MacKay Shields Introduces Bond Strategy CITs

Investment Manager MacKay Shields LLC is expanding into the U.S. retirement market by delivering new investment opportunities for qualified defined contribution retirement plan sponsors.

MacKay will act as adviser to two SEI Trust Company sponsored collective investment trusts (CITs), implementing MacKay’s Core Plus Bond and Unconstrained Bond strategies.

“As the retirement market and the investment landscape continue to evolve, we see participants and sponsors looking for key ways to diversify their portfolios with well-established core fixed income strategies along with alternatives to traditional fixed income strategies. To help defined contribution investors meet their objectives, we believe that our Core Plus and Unconstrained Bond strategies are well-positioned to deliver attractive risk-adjusted returns,” MacKay told PLANADVISER.

The MacKay Shields Core Plus Bond CIT aims to deliver returns by opportunistically identifying investments in global developed and emerging markets as well as high yield debt securities. The MacKay Shields Unconstrained Bond CIT employs a flexible investment process that allocates investments across the global fixed income markets.
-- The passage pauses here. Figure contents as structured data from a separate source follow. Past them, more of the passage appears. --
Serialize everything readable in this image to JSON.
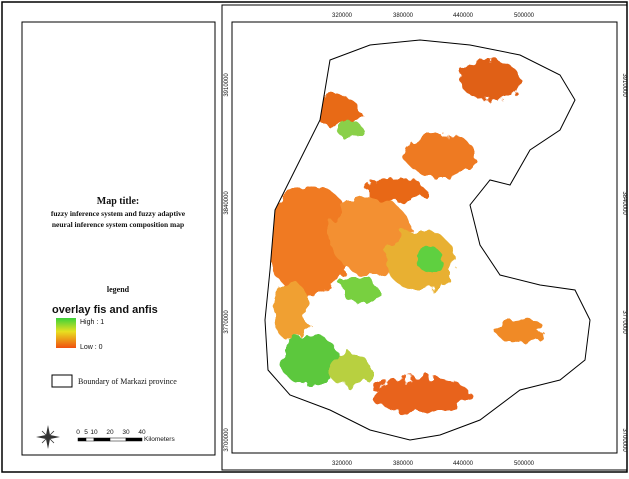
{
  "panel": {
    "map_title_heading": "Map title:",
    "map_title_lines": [
      "fuzzy inference system and fuzzy adaptive",
      "neural inference system composition map"
    ],
    "legend_heading": "legend",
    "layer_name": "overlay fis and anfis",
    "high_label": "High : 1",
    "low_label": "Low : 0",
    "boundary_label": "Boundary of Markazi province",
    "scale_ticks": [
      0,
      5,
      10,
      20,
      30,
      40
    ],
    "scale_unit": "Kilometers"
  },
  "map": {
    "x_coords": [
      320000,
      380000,
      440000,
      500000
    ],
    "y_coords": [
      3910000,
      3840000,
      3770000,
      3700000
    ]
  }
}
MacKay Shields has been managing these strategies via mutual funds and separate accounts since 1999 (Core Plus Bond) and 2009 (Unconstrained Bond).
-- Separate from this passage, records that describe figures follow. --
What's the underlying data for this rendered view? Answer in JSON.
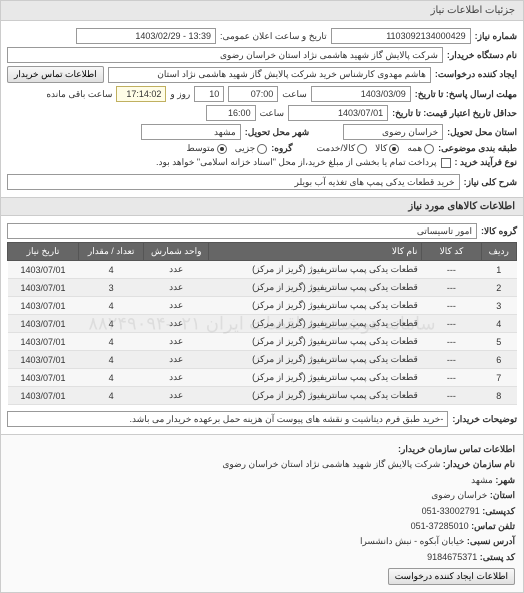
{
  "header": {
    "title": "جزئیات اطلاعات نیاز"
  },
  "top": {
    "req_no_label": "شماره نیاز:",
    "req_no": "1103092134000429",
    "announce_label": "تاریخ و ساعت اعلان عمومی:",
    "announce_val": "13:39 - 1403/02/29",
    "buyer_org_label": "نام دستگاه خریدار:",
    "buyer_org": "شرکت پالایش گاز شهید هاشمی نژاد   استان خراسان رضوی",
    "requester_label": "ایجاد کننده درخواست:",
    "requester": "هاشم مهدوی کارشناس خرید شرکت پالایش گاز شهید هاشمی نژاد   استان",
    "contact_btn": "اطلاعات تماس خریدار",
    "deadline_send_label": "مهلت ارسال پاسخ: تا تاریخ:",
    "deadline_send_date": "1403/03/09",
    "hour_label": "ساعت",
    "deadline_send_time": "07:00",
    "days_left_pre": "",
    "days_left": "10",
    "days_left_mid": "روز و",
    "time_left": "17:14:02",
    "time_left_post": "ساعت باقی مانده",
    "validity_label": "حداقل تاریخ اعتبار قیمت: تا تاریخ:",
    "validity_date": "1403/07/01",
    "validity_time": "16:00",
    "location_province_label": "استان محل تحویل:",
    "location_province": "خراسان رضوی",
    "location_city_label": "شهر محل تحویل:",
    "location_city": "مشهد",
    "classify_label": "طبقه بندی موضوعی:",
    "classify_opts": {
      "all": "همه",
      "goods": "کالا",
      "service": "کالا/خدمت"
    },
    "size_label": "گروه:",
    "size_opts": {
      "small": "جزیی",
      "medium": "متوسط"
    },
    "process_label": "نوع فرآیند خرید :",
    "process_text": "پرداخت تمام یا بخشی از مبلغ خرید،از محل \"اسناد خزانه اسلامی\" خواهد بود.",
    "desc_label": "شرح کلی نیاز:",
    "desc_val": "خرید قطعات یدکی پمپ های تغذیه آب بویلر"
  },
  "goods": {
    "section_title": "اطلاعات کالاهای مورد نیاز",
    "group_label": "گروه کالا:",
    "group_val": "امور تاسیساتی",
    "columns": {
      "row": "ردیف",
      "code": "کد کالا",
      "name": "نام کالا",
      "unit": "واحد شمارش",
      "qty": "تعداد / مقدار",
      "date": "تاریخ نیاز"
    },
    "rows": [
      {
        "r": "1",
        "code": "---",
        "name": "قطعات یدکی پمپ سانتریفیوژ (گریز از مرکز)",
        "unit": "عدد",
        "qty": "4",
        "date": "1403/07/01"
      },
      {
        "r": "2",
        "code": "---",
        "name": "قطعات یدکی پمپ سانتریفیوژ (گریز از مرکز)",
        "unit": "عدد",
        "qty": "3",
        "date": "1403/07/01"
      },
      {
        "r": "3",
        "code": "---",
        "name": "قطعات یدکی پمپ سانتریفیوژ (گریز از مرکز)",
        "unit": "عدد",
        "qty": "4",
        "date": "1403/07/01"
      },
      {
        "r": "4",
        "code": "---",
        "name": "قطعات یدکی پمپ سانتریفیوژ (گریز از مرکز)",
        "unit": "عدد",
        "qty": "4",
        "date": "1403/07/01"
      },
      {
        "r": "5",
        "code": "---",
        "name": "قطعات یدکی پمپ سانتریفیوژ (گریز از مرکز)",
        "unit": "عدد",
        "qty": "4",
        "date": "1403/07/01"
      },
      {
        "r": "6",
        "code": "---",
        "name": "قطعات یدکی پمپ سانتریفیوژ (گریز از مرکز)",
        "unit": "عدد",
        "qty": "4",
        "date": "1403/07/01"
      },
      {
        "r": "7",
        "code": "---",
        "name": "قطعات یدکی پمپ سانتریفیوژ (گریز از مرکز)",
        "unit": "عدد",
        "qty": "4",
        "date": "1403/07/01"
      },
      {
        "r": "8",
        "code": "---",
        "name": "قطعات یدکی پمپ سانتریفیوژ (گریز از مرکز)",
        "unit": "عدد",
        "qty": "4",
        "date": "1403/07/01"
      }
    ],
    "watermark": "سامانه هوشمند مناقصات ایران ۰۲۱-۸۸۲۴۹۰۹۴",
    "buyer_notes_label": "توضیحات خریدار:",
    "buyer_notes": "-خرید طبق فرم دیتاشیت و نقشه های پیوست آن هزینه حمل برعهده خریدار می باشد."
  },
  "footer": {
    "title": "اطلاعات تماس سازمان خریدار:",
    "org_label": "نام سازمان خریدار:",
    "org": "شرکت پالایش گاز شهید هاشمی نژاد استان خراسان رضوی",
    "city_label": "شهر:",
    "city": "مشهد",
    "province_label": "استان:",
    "province": "خراسان رضوی",
    "phone_label": "کدپستی:",
    "phone": "33002791-051",
    "fax_label": "تلفن تماس:",
    "fax": "37285010-051",
    "addr_label": "آدرس نسبی:",
    "addr": "خیابان آبکوه - نبش دانشسرا",
    "postcode_label": "کد پستی:",
    "postcode": "9184675371",
    "create_btn": "اطلاعات ایجاد کننده درخواست"
  }
}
Defined Contribution plans can get access to the Core Plus and Unconstrained strategies through SEI and their partnerships with recordkeeping platforms or MacKay Shields and NYLIM (New York Life Investment Management), the company said.
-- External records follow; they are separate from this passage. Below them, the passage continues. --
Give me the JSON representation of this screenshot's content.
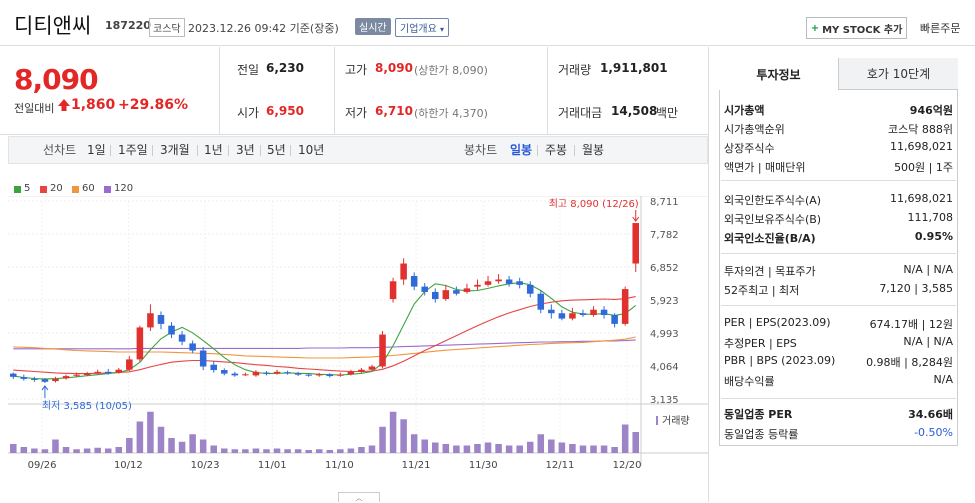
{
  "header": {
    "name": "디티앤씨",
    "code": "187220",
    "market": "코스닥",
    "datetime": "2023.12.26 09:42 기준(장중)",
    "realtime": "실시간",
    "company_overview": "기업개요",
    "mystock_label": "MY STOCK 추가",
    "quick_order": "빠른주문"
  },
  "price": {
    "current": "8,090",
    "change_label": "전일대비",
    "change": "1,860",
    "change_pct": "+29.86%",
    "prev_close_label": "전일",
    "prev_close": "6,230",
    "open_label": "시가",
    "open": "6,950",
    "high_label": "고가",
    "high": "8,090",
    "upper_limit": "(상한가 8,090)",
    "low_label": "저가",
    "low": "6,710",
    "lower_limit": "(하한가 4,370)",
    "volume_label": "거래량",
    "volume": "1,911,801",
    "amount_label": "거래대금",
    "amount": "14,508",
    "amount_unit": "백만"
  },
  "range": {
    "prefix": "선차트",
    "options": [
      "1일",
      "1주일",
      "3개월",
      "1년",
      "3년",
      "5년",
      "10년"
    ],
    "candle_prefix": "봉차트",
    "candle_options": [
      "일봉",
      "주봉",
      "월봉"
    ],
    "candle_active": "일봉"
  },
  "legend": [
    {
      "label": "5",
      "color": "#3ea33e"
    },
    {
      "label": "20",
      "color": "#e84545"
    },
    {
      "label": "60",
      "color": "#f0963c"
    },
    {
      "label": "120",
      "color": "#9b6bd0"
    }
  ],
  "chart_data": {
    "type": "candlestick",
    "x_labels": [
      "09/26",
      "10/12",
      "10/23",
      "11/01",
      "11/10",
      "11/21",
      "11/30",
      "12/11",
      "12/20"
    ],
    "y_ticks": [
      8711,
      7782,
      6852,
      5923,
      4993,
      4064,
      3135
    ],
    "y_tick_labels": [
      "8,711",
      "7,782",
      "6,852",
      "5,923",
      "4,993",
      "4,064",
      "3,135"
    ],
    "ylim": [
      3135,
      8711
    ],
    "high_annotation": "최고 8,090 (12/26)",
    "low_annotation": "최저 3,585 (10/05)",
    "volume_label": "거래량",
    "candles": [
      [
        3850,
        3760,
        3880,
        3700
      ],
      [
        3750,
        3700,
        3820,
        3650
      ],
      [
        3700,
        3680,
        3760,
        3620
      ],
      [
        3690,
        3620,
        3720,
        3585
      ],
      [
        3640,
        3700,
        3760,
        3600
      ],
      [
        3720,
        3780,
        3820,
        3680
      ],
      [
        3790,
        3820,
        3880,
        3750
      ],
      [
        3810,
        3860,
        3900,
        3780
      ],
      [
        3870,
        3900,
        3960,
        3830
      ],
      [
        3900,
        3860,
        3980,
        3820
      ],
      [
        3880,
        3960,
        4010,
        3850
      ],
      [
        3960,
        4250,
        4350,
        3920
      ],
      [
        4250,
        5150,
        5200,
        4180
      ],
      [
        5150,
        5550,
        5800,
        5050
      ],
      [
        5500,
        5250,
        5600,
        5100
      ],
      [
        5200,
        4950,
        5300,
        4850
      ],
      [
        4950,
        4750,
        5050,
        4650
      ],
      [
        4700,
        4500,
        4780,
        4420
      ],
      [
        4500,
        4050,
        4600,
        3950
      ],
      [
        4100,
        3950,
        4200,
        3880
      ],
      [
        3950,
        3850,
        4000,
        3800
      ],
      [
        3850,
        3800,
        3900,
        3760
      ],
      [
        3820,
        3830,
        3880,
        3780
      ],
      [
        3800,
        3900,
        3950,
        3760
      ],
      [
        3880,
        3850,
        3920,
        3800
      ],
      [
        3850,
        3900,
        3960,
        3820
      ],
      [
        3890,
        3860,
        3930,
        3820
      ],
      [
        3860,
        3820,
        3900,
        3780
      ],
      [
        3820,
        3800,
        3860,
        3760
      ],
      [
        3800,
        3830,
        3870,
        3760
      ],
      [
        3830,
        3780,
        3860,
        3740
      ],
      [
        3790,
        3820,
        3880,
        3760
      ],
      [
        3830,
        3900,
        3960,
        3800
      ],
      [
        3900,
        3960,
        4010,
        3860
      ],
      [
        3960,
        4050,
        4100,
        3920
      ],
      [
        4050,
        4950,
        5050,
        4000
      ],
      [
        5950,
        6450,
        6550,
        5850
      ],
      [
        6500,
        6950,
        7100,
        6350
      ],
      [
        6600,
        6300,
        6700,
        6200
      ],
      [
        6300,
        6150,
        6400,
        6050
      ],
      [
        6150,
        5950,
        6250,
        5850
      ],
      [
        5950,
        6200,
        6350,
        5900
      ],
      [
        6200,
        6100,
        6300,
        6050
      ],
      [
        6150,
        6250,
        6380,
        6100
      ],
      [
        6300,
        6350,
        6500,
        6200
      ],
      [
        6350,
        6450,
        6600,
        6300
      ],
      [
        6450,
        6500,
        6650,
        6380
      ],
      [
        6500,
        6380,
        6600,
        6300
      ],
      [
        6450,
        6350,
        6550,
        6250
      ],
      [
        6350,
        6100,
        6450,
        6000
      ],
      [
        6100,
        5650,
        6200,
        5550
      ],
      [
        5650,
        5550,
        5800,
        5400
      ],
      [
        5550,
        5400,
        5650,
        5350
      ],
      [
        5400,
        5550,
        5700,
        5350
      ],
      [
        5550,
        5500,
        5650,
        5450
      ],
      [
        5500,
        5650,
        5750,
        5450
      ],
      [
        5650,
        5500,
        5750,
        5400
      ],
      [
        5500,
        5250,
        5550,
        5150
      ],
      [
        5250,
        6230,
        6300,
        5200
      ],
      [
        6950,
        8090,
        8090,
        6710
      ]
    ],
    "ma5": [
      3780,
      3740,
      3710,
      3700,
      3710,
      3730,
      3760,
      3790,
      3820,
      3850,
      3880,
      3960,
      4170,
      4520,
      4830,
      5020,
      5150,
      5000,
      4780,
      4550,
      4300,
      4100,
      3960,
      3880,
      3850,
      3860,
      3870,
      3860,
      3850,
      3830,
      3820,
      3810,
      3830,
      3860,
      3910,
      4150,
      4640,
      5220,
      5810,
      6160,
      6380,
      6330,
      6220,
      6180,
      6190,
      6250,
      6320,
      6380,
      6410,
      6350,
      6190,
      5970,
      5730,
      5580,
      5530,
      5520,
      5540,
      5490,
      5540,
      5770
    ],
    "ma20": [
      3950,
      3930,
      3910,
      3890,
      3870,
      3860,
      3850,
      3850,
      3860,
      3870,
      3880,
      3900,
      3960,
      4040,
      4110,
      4170,
      4200,
      4220,
      4220,
      4200,
      4180,
      4160,
      4130,
      4100,
      4080,
      4050,
      4030,
      4000,
      3980,
      3960,
      3940,
      3920,
      3910,
      3910,
      3920,
      3970,
      4070,
      4200,
      4350,
      4500,
      4640,
      4780,
      4920,
      5060,
      5200,
      5330,
      5450,
      5560,
      5650,
      5740,
      5810,
      5860,
      5900,
      5920,
      5930,
      5940,
      5950,
      5940,
      5960,
      6020
    ],
    "ma60": [
      4600,
      4590,
      4580,
      4560,
      4540,
      4520,
      4500,
      4490,
      4480,
      4470,
      4460,
      4460,
      4460,
      4460,
      4460,
      4450,
      4440,
      4430,
      4420,
      4410,
      4390,
      4370,
      4350,
      4340,
      4330,
      4320,
      4310,
      4300,
      4290,
      4290,
      4290,
      4290,
      4300,
      4310,
      4320,
      4340,
      4360,
      4390,
      4420,
      4450,
      4480,
      4510,
      4530,
      4550,
      4570,
      4590,
      4610,
      4630,
      4650,
      4670,
      4680,
      4700,
      4710,
      4720,
      4730,
      4750,
      4770,
      4790,
      4820,
      4880
    ],
    "ma120": [
      4550,
      4550,
      4550,
      4550,
      4550,
      4550,
      4550,
      4550,
      4550,
      4550,
      4550,
      4550,
      4560,
      4560,
      4560,
      4560,
      4560,
      4560,
      4560,
      4560,
      4560,
      4560,
      4560,
      4560,
      4560,
      4560,
      4560,
      4560,
      4570,
      4570,
      4570,
      4570,
      4580,
      4580,
      4580,
      4590,
      4600,
      4610,
      4620,
      4630,
      4640,
      4650,
      4660,
      4670,
      4680,
      4690,
      4700,
      4710,
      4720,
      4730,
      4740,
      4740,
      4750,
      4750,
      4760,
      4760,
      4770,
      4770,
      4780,
      4800
    ],
    "volume": [
      0.12,
      0.08,
      0.06,
      0.05,
      0.18,
      0.08,
      0.05,
      0.06,
      0.07,
      0.06,
      0.08,
      0.2,
      0.42,
      0.55,
      0.35,
      0.2,
      0.15,
      0.25,
      0.18,
      0.1,
      0.06,
      0.05,
      0.05,
      0.06,
      0.05,
      0.06,
      0.05,
      0.05,
      0.04,
      0.05,
      0.04,
      0.05,
      0.06,
      0.08,
      0.1,
      0.35,
      0.55,
      0.45,
      0.25,
      0.18,
      0.14,
      0.12,
      0.1,
      0.1,
      0.12,
      0.14,
      0.12,
      0.1,
      0.1,
      0.15,
      0.25,
      0.18,
      0.14,
      0.12,
      0.1,
      0.1,
      0.1,
      0.08,
      0.38,
      0.28
    ]
  },
  "panel": {
    "tab_invest": "투자정보",
    "tab_quote": "호가 10단계",
    "rows_a": [
      {
        "label": "시가총액",
        "value": "946억원",
        "bold": true
      },
      {
        "label": "시가총액순위",
        "value": "코스닥 888위"
      },
      {
        "label": "상장주식수",
        "value": "11,698,021"
      },
      {
        "label": "액면가 | 매매단위",
        "value": "500원 | 1주"
      }
    ],
    "rows_b": [
      {
        "label": "외국인한도주식수(A)",
        "value": "11,698,021"
      },
      {
        "label": "외국인보유주식수(B)",
        "value": "111,708"
      },
      {
        "label": "외국인소진율(B/A)",
        "value": "0.95%",
        "bold": true
      }
    ],
    "rows_c": [
      {
        "label": "투자의견 | 목표주가",
        "value": "N/A | N/A"
      },
      {
        "label": "52주최고 | 최저",
        "value": "7,120 | 3,585"
      }
    ],
    "rows_d": [
      {
        "label": "PER | EPS(2023.09)",
        "value": "674.17배 | 12원"
      },
      {
        "label": "추정PER | EPS",
        "value": "N/A | N/A"
      },
      {
        "label": "PBR | BPS (2023.09)",
        "value": "0.98배 | 8,284원"
      },
      {
        "label": "배당수익률",
        "value": "N/A"
      }
    ],
    "rows_e": [
      {
        "label": "동일업종 PER",
        "value": "34.66배",
        "bold": true
      },
      {
        "label": "동일업종 등락률",
        "value": "-0.50%",
        "blue": true
      }
    ]
  }
}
“Collective investment trusts have emerged as a key vehicle for plan sponsors moving from the defined benefit to the defined contribution model,” says John Akkerman, MacKay’s Global Head of Distribution. “We at MacKay Shields are committed to meeting institutional investors’ needs as the retirement market continues to evolve, and we believe that collective investment trusts implementing our established fixed income strategies will create new opportunities for plan sponsors as they continue to adopt the defined contribution model.”